Publishing in Aging, a team of Spanish researchers has found that changing the mitochondria of standard Black 6 mice leads to marked improvements in joint health.
Conplastic mice
The Black 6 mouse is well-known in research as a standard in the industry. However, it is not nearly a perfect mouse in terms of ability or longevity. In fact, many of the researchers on this team had previously extended this mouse’s lifespan by replacing its mitochondria [1], similar to what was done for this paper. They also note that certain mitochondrial variants are associated with longer lifespans in human populations [2].
Here, the researchers refer to the control group as the C57 strain and the mitochondrially replaced group as the NZB conplastic strain of the Black 6 mouse.
A better start, a better finish
This research is specifically focused on knee joints as its target for osteoarthritis analysis. A modified Mankin score, which is often used in this research, was used to analyze how the cartilage cells appear under a microscope. All four quadrants of the knees were analyzed. The researchers also took a look at markers of cellular maintenance (autophagy) and senescence along with the effects of reactive oxygen species (ROS) on these cells.
The NZB mice outperformed the C57 mice in Mankin scores at all three of the ages studied: 25, 75, and 90 weeks. While the NZB and C57 mice aged in largely similar way, this starting benefit kept the joints of the NZB mice healthier, particularly in the medial compartment.

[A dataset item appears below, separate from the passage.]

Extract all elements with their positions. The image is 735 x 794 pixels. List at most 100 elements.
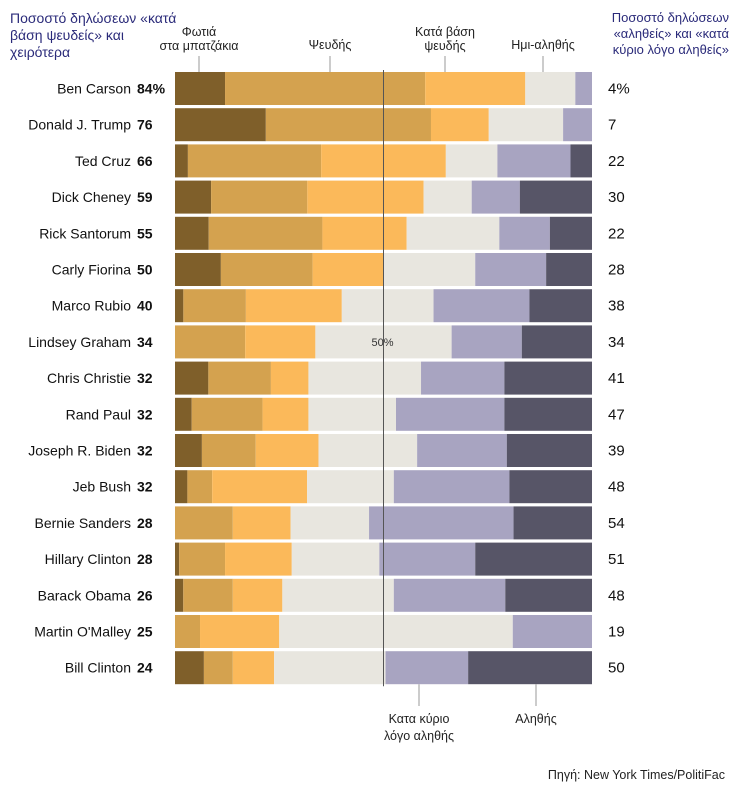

This health extended to the other metrics as well. LC3, Beclin-1, and the inverse marker P62 were chosen to measure autophagy, and they all showed that more autophagy was taking place in the cells of the NZB mice at 90 weeks. Most notably, these markers were strongest in the medial compartment, where the difference in Mankin scores was also the strongest.
NZB mice were also found to be better than C57 mice on markers of senescence. MMP13, β-galactosidase, and p16 were all lower in the cartilage of NZB mice at 90 weeks, while the proliferation marker Ki67 was higher. C57 mice also had more 8-oxo-dG, which represents more oxidative stress, along with more cellular death (apoptosis), as they had more cleaved caspase-3.
Conclusion
While this research seems to be illustrative of better mitochondria providing a better start for mice that lasts them into old age, it also strongly suggests that altering mitochondria might be a valid approach for treating age-related diseases. Mitochondrial dysfunction is one of the hallmarks of aging. If future research shows that mitochondria themselves continue to have a strong effect on human cartilage as we age, replacing them might be a near-future possibility for the treatment of osteoarthritis.
Literature
[1] Latorre-Pellicer, A., Moreno-Loshuertos, R., Lechuga-Vieco, A. V., Sánchez-Cabo, F., Torroja, C., Acín-Pérez, R., … & Enríquez, J. A. (2016). Mitochondrial and nuclear DNA matching shapes metabolism and healthy ageing. Nature, 535(7613), 561-565.
[2] Rea, I. M., McNerlan, S. E., Archbold, G. P., Middleton, D., Curran, M. D., Young, I. S., & Ross, O. A. (2013). Mitochondrial J haplogroup is associated with lower blood pressure and anti-oxidant status: findings in octo/nonagenarians from the BELFAST Study. Age, 35(4), 1445-1456.